За окном хлынул дождь. Не дождь, а сплошной весенне-летний ливень, и хлестал он с такой силой, точно вознамерился отмыть город от всех грехов или просто смыть его в океан до наступления ночи.

Теперь Бенджамин уже с радостью взирал на разбушевавшийся за окном дождь. Ему всегда нравилось заниматься любовью днем, когда на улице ненастье.


Впрочем, радость его не была абсолютной. Портил ее разговор с тестем, состоявшийся несколько месяцев назад.

— Пегги говорит, ты спишь с другими женщинами, — сказал тогда Вудхем.

— Вот как? — сделал удивленные глаза Бенджамин, стараясь, чтоб голос звучал как можно спокойнее. Они с тестем пили олдфэшн [20] в баре «Сент-Реджис». Вудхемы заехали в Нью-Йорк на неделю, перед поездкой в Европу, где собирались провести отпуск. Вудхем, в прямого покроя сером пиджаке, с твердым свирепым лицом, оставался заправским полковником, хоть и был в штатском.

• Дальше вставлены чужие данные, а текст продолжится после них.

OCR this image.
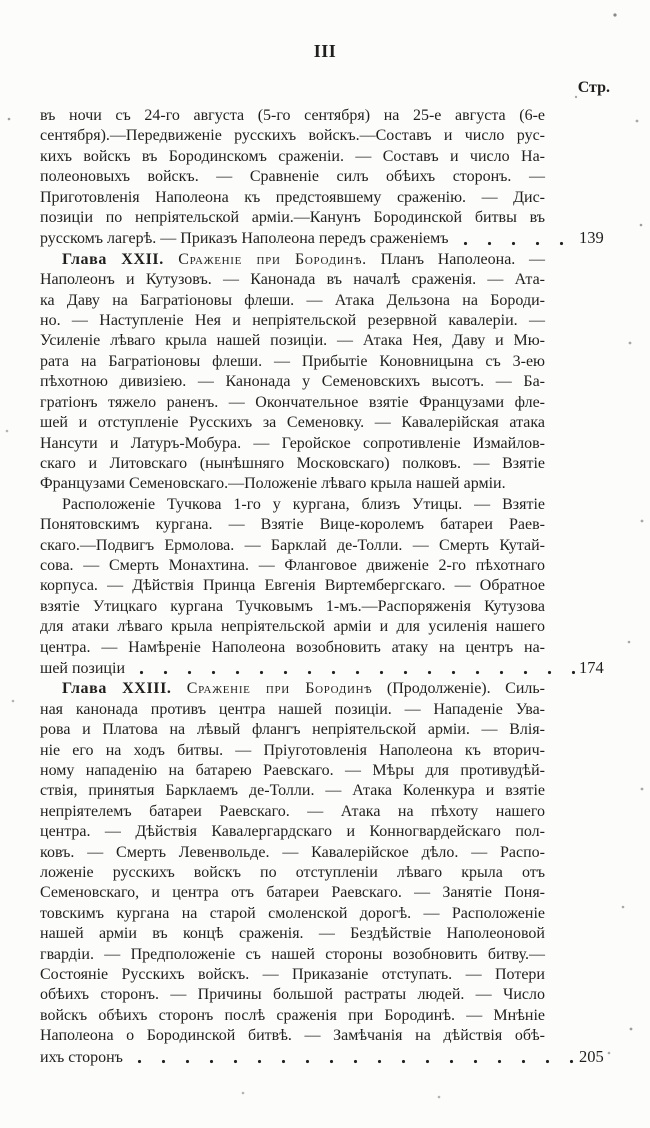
III
Стр.
въ ночи съ 24-го августа (5-го сентября) на 25-е августа (6-е
сентября).—Передвиженіе русскихъ войскъ.—Составъ и число рус-
кихъ войскъ въ Бородинскомъ сраженіи. — Составъ и число На-
полеоновыхъ войскъ. — Сравненіе силъ обѣихъ сторонъ. —
Приготовленія Наполеона къ предстоявшему сраженію. — Дис-
позиціи по непріятельской арміи.—Канунъ Бородинской битвы въ
русскомъ лагерѣ. — Приказъ Наполеона передъ сраженіемъ	139
Глава XXII. Сраженіе при Бородинѣ. Планъ Наполеона. —
Наполеонъ и Кутузовъ. — Канонада въ началѣ сраженія. — Ата-
ка Даву на Багратіоновы флеши. — Атака Дельзона на Бороди-
но. — Наступленіе Нея и непріятельской резервной кавалеріи. —
Усиленіе лѣваго крыла нашей позиціи. — Атака Нея, Даву и Мю-
рата на Багратіоновы флеши. — Прибытіе Коновницына съ 3-ею
пѣхотною дивизіею. — Канонада у Семеновскихъ высотъ. — Ба-
гратіонъ тяжело раненъ. — Окончательное взятіе Французами фле-
шей и отступленіе Русскихъ за Семеновку. — Кавалерійская атака
Нансути и Латуръ-Мобура. — Геройское сопротивленіе Измайлов-
скаго и Литовскаго (нынѣшняго Московскаго) полковъ. — Взятіе
Французами Семеновскаго.—Положеніе лѣваго крыла нашей арміи.
Расположеніе Тучкова 1-го у кургана, близъ Утицы. — Взятіе
Понятовскимъ кургана. — Взятіе Вице-королемъ батареи Раев-
скаго.—Подвигъ Ермолова. — Барклай де-Толли. — Смерть Кутай-
сова. — Смерть Монахтина. — Фланговое движеніе 2-го пѣхотнаго
корпуса. — Дѣйствія Принца Евгенія Виртембергскаго. — Обратное
взятіе Утицкаго кургана Тучковымъ 1-мъ.—Распоряженія Кутузова
для атаки лѣваго крыла непріятельской арміи и для усиленія нашего
центра. — Намѣреніе Наполеона возобновить атаку на центръ на-
шей позиціи	174
Глава XXIII. Сраженіе при Бородинѣ (Продолженіе). Силь-
ная канонада противъ центра нашей позиціи. — Нападеніе Ува-
рова и Платова на лѣвый флангъ непріятельской арміи. — Влія-
ніе его на ходъ битвы. — Пріуготовленія Наполеона къ вторич-
ному нападенію на батарею Раевскаго. — Мѣры для противудѣй-
ствія, принятыя Барклаемъ де-Толли. — Атака Коленкура и взятіе
непріятелемъ батареи Раевскаго. — Атака на пѣхоту нашего
центра. — Дѣйствія Кавалергардскаго и Конногвардейскаго пол-
ковъ. — Смерть Левенвольде. — Кавалерійское дѣло. — Распо-
ложеніе русскихъ войскъ по отступленіи лѣваго крыла отъ
Семеновскаго, и центра отъ батареи Раевскаго. — Занятіе Поня-
товскимъ кургана на старой смоленской дорогѣ. — Расположеніе
нашей арміи въ концѣ сраженія. — Бездѣйствіе Наполеоновой
гвардіи. — Предположеніе съ нашей стороны возобновить битву.—
Состояніе Русскихъ войскъ. — Приказаніе отступать. — Потери
обѣихъ сторонъ. — Причины большой растраты людей. — Число
войскъ обѣихъ сторонъ послѣ сраженія при Бородинѣ. — Мнѣніе
Наполеона о Бородинской битвѣ. — Замѣчанія на дѣйствія обѣ-
ихъ сторонъ	205
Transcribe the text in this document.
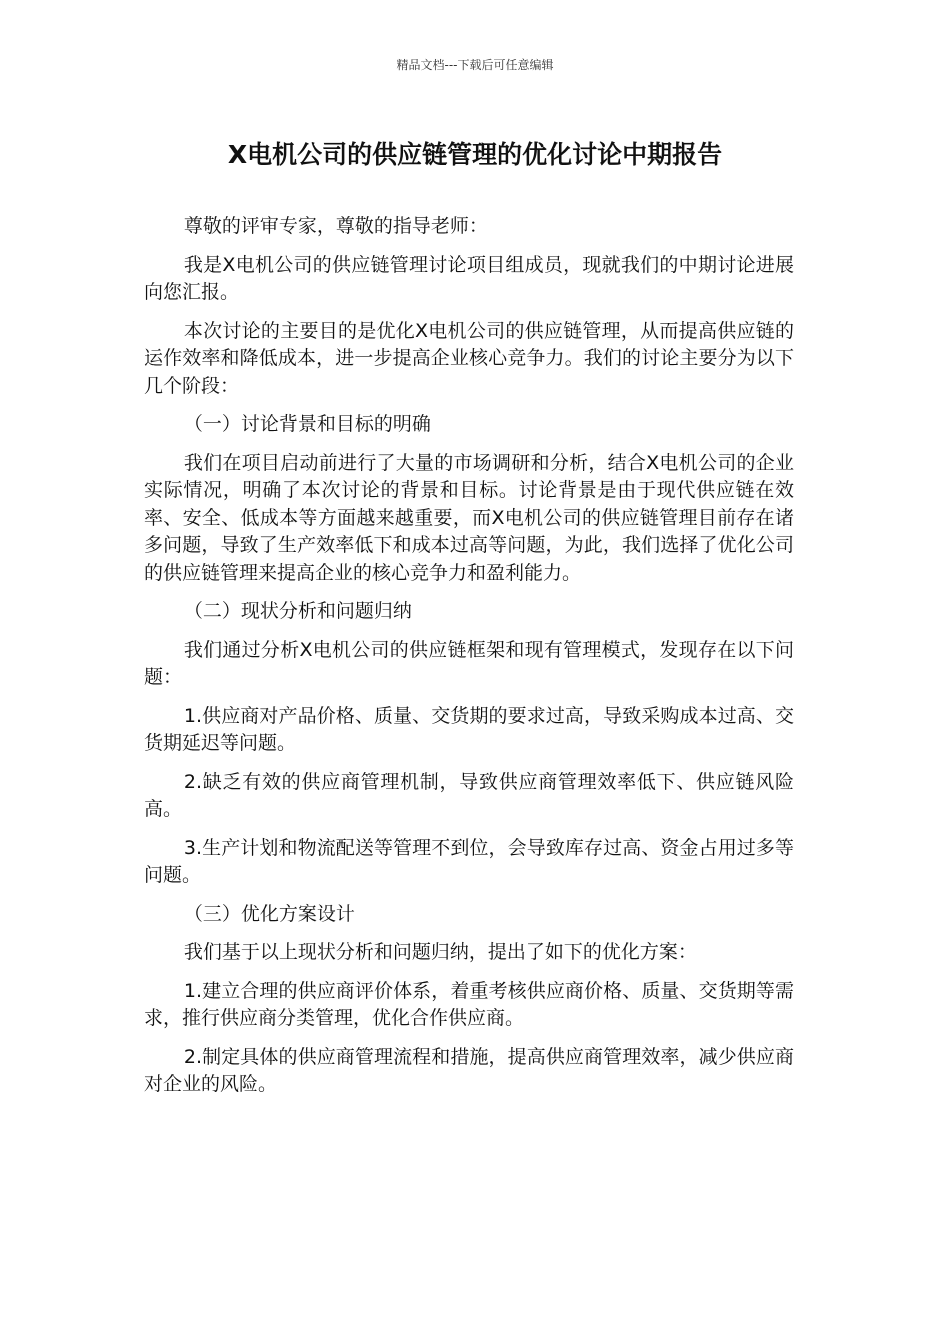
精品文档---下载后可任意编辑
X电机公司的供应链管理的优化讨论中期报告

尊敬的评审专家，尊敬的指导老师：

我是X电机公司的供应链管理讨论项目组成员，现就我们的中期讨论进展向您汇报。

本次讨论的主要目的是优化X电机公司的供应链管理，从而提高供应链的运作效率和降低成本，进一步提高企业核心竞争力。我们的讨论主要分为以下几个阶段：

（一）讨论背景和目标的明确

我们在项目启动前进行了大量的市场调研和分析，结合X电机公司的企业实际情况，明确了本次讨论的背景和目标。讨论背景是由于现代供应链在效率、安全、低成本等方面越来越重要，而X电机公司的供应链管理目前存在诸多问题，导致了生产效率低下和成本过高等问题，为此，我们选择了优化公司的供应链管理来提高企业的核心竞争力和盈利能力。

（二）现状分析和问题归纳

我们通过分析X电机公司的供应链框架和现有管理模式，发现存在以下问题：

1.供应商对产品价格、质量、交货期的要求过高，导致采购成本过高、交货期延迟等问题。

2.缺乏有效的供应商管理机制，导致供应商管理效率低下、供应链风险高。

3.生产计划和物流配送等管理不到位，会导致库存过高、资金占用过多等问题。

（三）优化方案设计

我们基于以上现状分析和问题归纳，提出了如下的优化方案：

1.建立合理的供应商评价体系，着重考核供应商价格、质量、交货期等需求，推行供应商分类管理，优化合作供应商。

2.制定具体的供应商管理流程和措施，提高供应商管理效率，减少供应商对企业的风险。
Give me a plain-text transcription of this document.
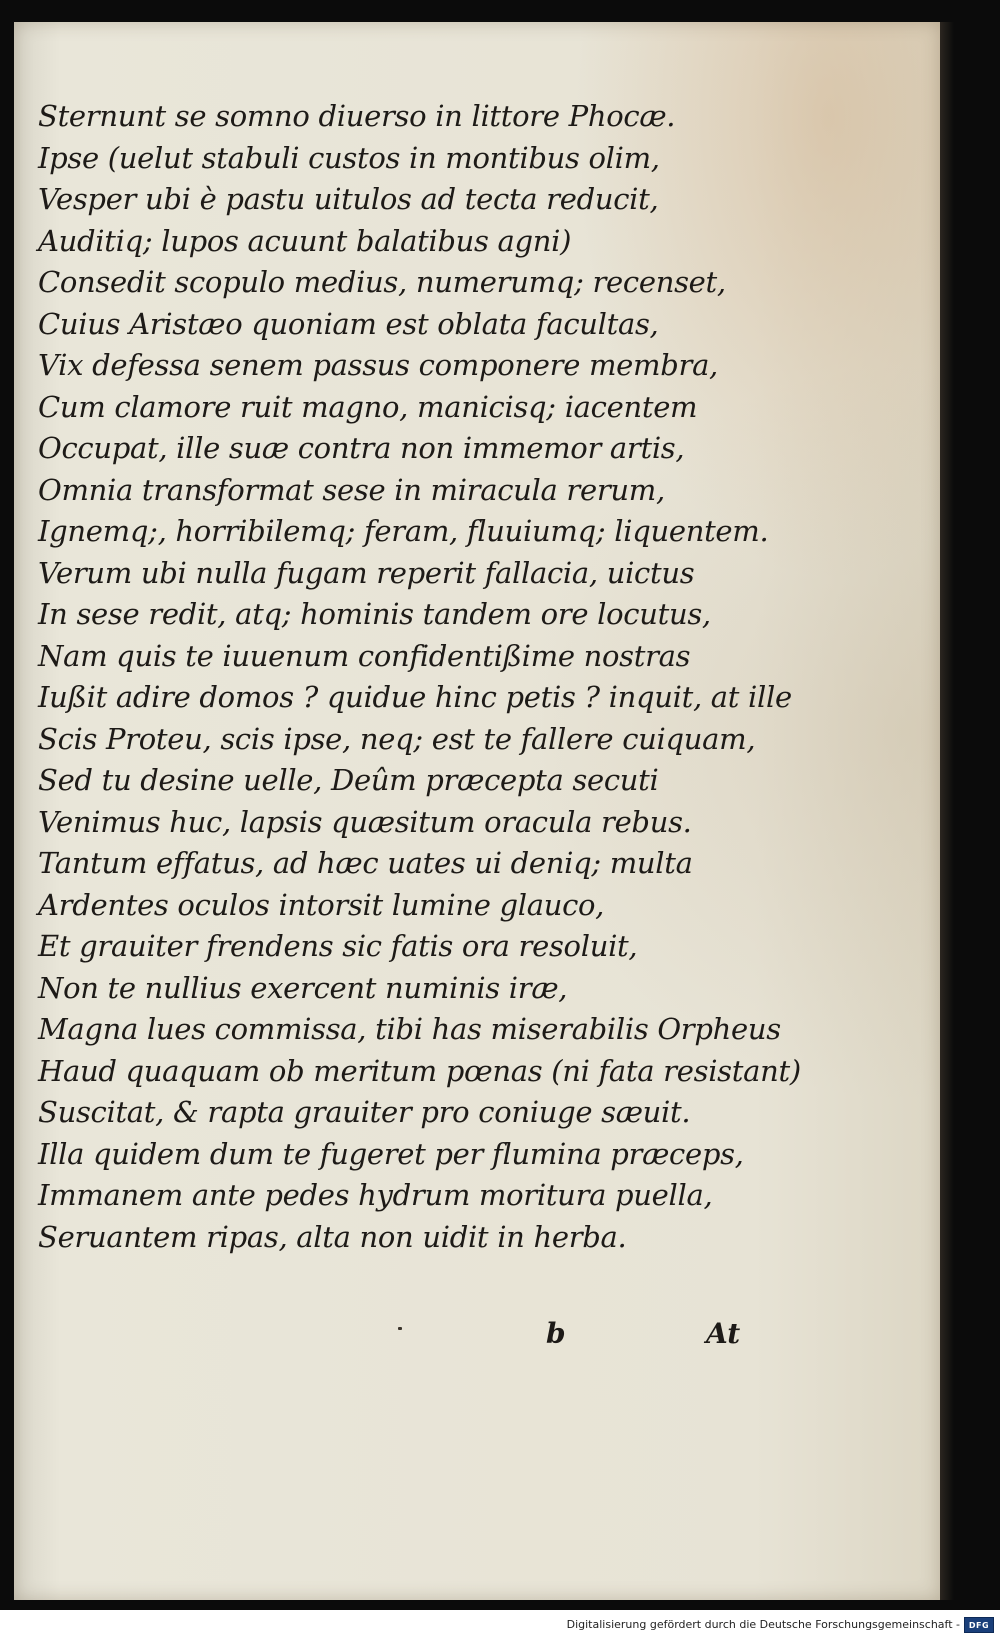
Sternunt se somno diuerso in littore Phocæ.

Ipse (uelut stabuli custos in montibus olim,

Vesper ubi è pastu uitulos ad tecta reducit,

Auditiq; lupos acuunt balatibus agni)

Consedit scopulo medius, numerumq; recenset,

Cuius Aristæo quoniam est oblata facultas,

Vix defessa senem passus componere membra,

Cum clamore ruit magno, manicisq; iacentem

Occupat, ille suæ contra non immemor artis,

Omnia transformat sese in miracula rerum,

Ignemq;, horribilemq; feram, fluuiumq; liquentem.

Verum ubi nulla fugam reperit fallacia, uictus

In sese redit, atq; hominis tandem ore locutus,

Nam quis te iuuenum confidentißime nostras

Iußit adire domos ? quidue hinc petis ? inquit, at ille

Scis Proteu, scis ipse, neq; est te fallere cuiquam,

Sed tu desine uelle, Deûm præcepta secuti

Venimus huc, lapsis quæsitum oracula rebus.

Tantum effatus, ad hæc uates ui deniq; multa

Ardentes oculos intorsit lumine glauco,

Et grauiter frendens sic fatis ora resoluit,

Non te nullius exercent numinis iræ,

Magna lues commissa, tibi has miserabilis Orpheus

Haud quaquam ob meritum pœnas (ni fata resistant)

Suscitat, & rapta grauiter pro coniuge sæuit.

Illa quidem dum te fugeret per flumina præceps,

Immanem ante pedes hydrum moritura puella,

Seruantem ripas, alta non uidit in herba.

b	At
Digitalisierung gefördert durch die Deutsche Forschungsgemeinschaft - DFG
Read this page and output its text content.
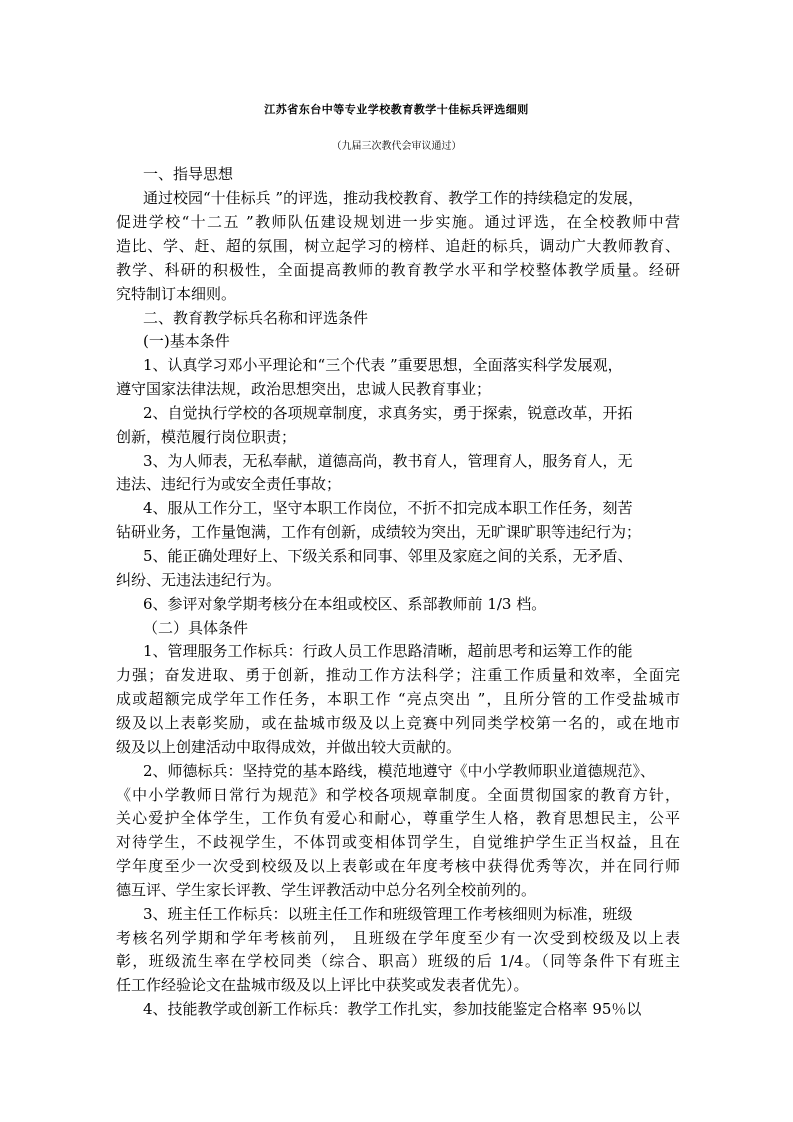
江苏省东台中等专业学校教育教学十佳标兵评选细则
（九届三次教代会审议通过）
一、指导思想
通过校园“十佳标兵 ”的评选，推动我校教育、教学工作的持续稳定的发展，
促进学校“十二五 ”教师队伍建设规划进一步实施。通过评选，在全校教师中营
造比、学、赶、超的氛围，树立起学习的榜样、追赶的标兵，调动广大教师教育、
教学、科研的积极性，全面提高教师的教育教学水平和学校整体教学质量。经研
究特制订本细则。
二、教育教学标兵名称和评选条件
(一)基本条件
1、认真学习邓小平理论和“三个代表 ”重要思想，全面落实科学发展观，
遵守国家法律法规，政治思想突出，忠诚人民教育事业；
2、自觉执行学校的各项规章制度，求真务实，勇于探索，锐意改革，开拓
创新，模范履行岗位职责；
3、为人师表，无私奉献，道德高尚，教书育人，管理育人，服务育人，无
违法、违纪行为或安全责任事故；
4、服从工作分工，坚守本职工作岗位，不折不扣完成本职工作任务，刻苦
钻研业务，工作量饱满，工作有创新，成绩较为突出，无旷课旷职等违纪行为；
5、能正确处理好上、下级关系和同事、邻里及家庭之间的关系，无矛盾、
纠纷、无违法违纪行为。
6、参评对象学期考核分在本组或校区、系部教师前 1/3 档。
（二）具体条件
1、管理服务工作标兵：行政人员工作思路清晰，超前思考和运筹工作的能
力强；奋发进取、勇于创新，推动工作方法科学；注重工作质量和效率，全面完
成或超额完成学年工作任务，本职工作 “亮点突出 ”，且所分管的工作受盐城市
级及以上表彰奖励，或在盐城市级及以上竞赛中列同类学校第一名的，或在地市
级及以上创建活动中取得成效，并做出较大贡献的。
2、师德标兵：坚持党的基本路线，模范地遵守《中小学教师职业道德规范》、
《中小学教师日常行为规范》和学校各项规章制度。全面贯彻国家的教育方针，
关心爱护全体学生，工作负有爱心和耐心，尊重学生人格，教育思想民主，公平
对待学生，不歧视学生，不体罚或变相体罚学生，自觉维护学生正当权益，且在
学年度至少一次受到校级及以上表彰或在年度考核中获得优秀等次，并在同行师
德互评、学生家长评教、学生评教活动中总分名列全校前列的。
3、班主任工作标兵：以班主任工作和班级管理工作考核细则为标准，班级
考核名列学期和学年考核前列， 且班级在学年度至少有一次受到校级及以上表
彰，班级流生率在学校同类（综合、职高）班级的后 1/4。（同等条件下有班主
任工作经验论文在盐城市级及以上评比中获奖或发表者优先）。
4、技能教学或创新工作标兵：教学工作扎实，参加技能鉴定合格率 95％以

— Да, — сказал Вудхем. — И кое-кто из ваших друзей тоже так говорит. В основном женщины.

— Ну и дурак же я, что закатил для вас за неделю сразу две вечеринки, — сказал Бенджамин. — Познакомил вас со всеми своими врагами.

Вудхем рассмеялся отрывистым лающим смехом. Настоящий военный смех, не предвещавший ничего хорошего.

— Бабская болтовня, — сказал он. — Но Пегги… она ведь не врет, верно?

— Так, только изредка, — ответил Бенджамин. Самому ему страшно не хотелось лгать этому замечательному прямодушному старцу.

Вудхем кивнул.

— А во всем остальном она считает тебя просто образцовым мужем.

— Мало же она обо мне знает, — пробормотал Бенджамин.

Они молча пили олдфэшн, провожая взглядами снующих по залу официантов.

— Она хочет развода? — спросил после паузы Бенджамин.

— Нет.

Бенджамину захотелось броситься к телефону-автомату, что находился на другом конце зала, позвонить Пегги и сказать: «Я люблю тебя!.. Люблю!» Но он, сохраняя неопределенное выражение лица, тихонько позвякивал льдом в бокале. Он понимал: Вудхем ждет от него еще каких-то слов и готов, если понадобится, ждать хоть целый час, сам не произнося при этом ни слова.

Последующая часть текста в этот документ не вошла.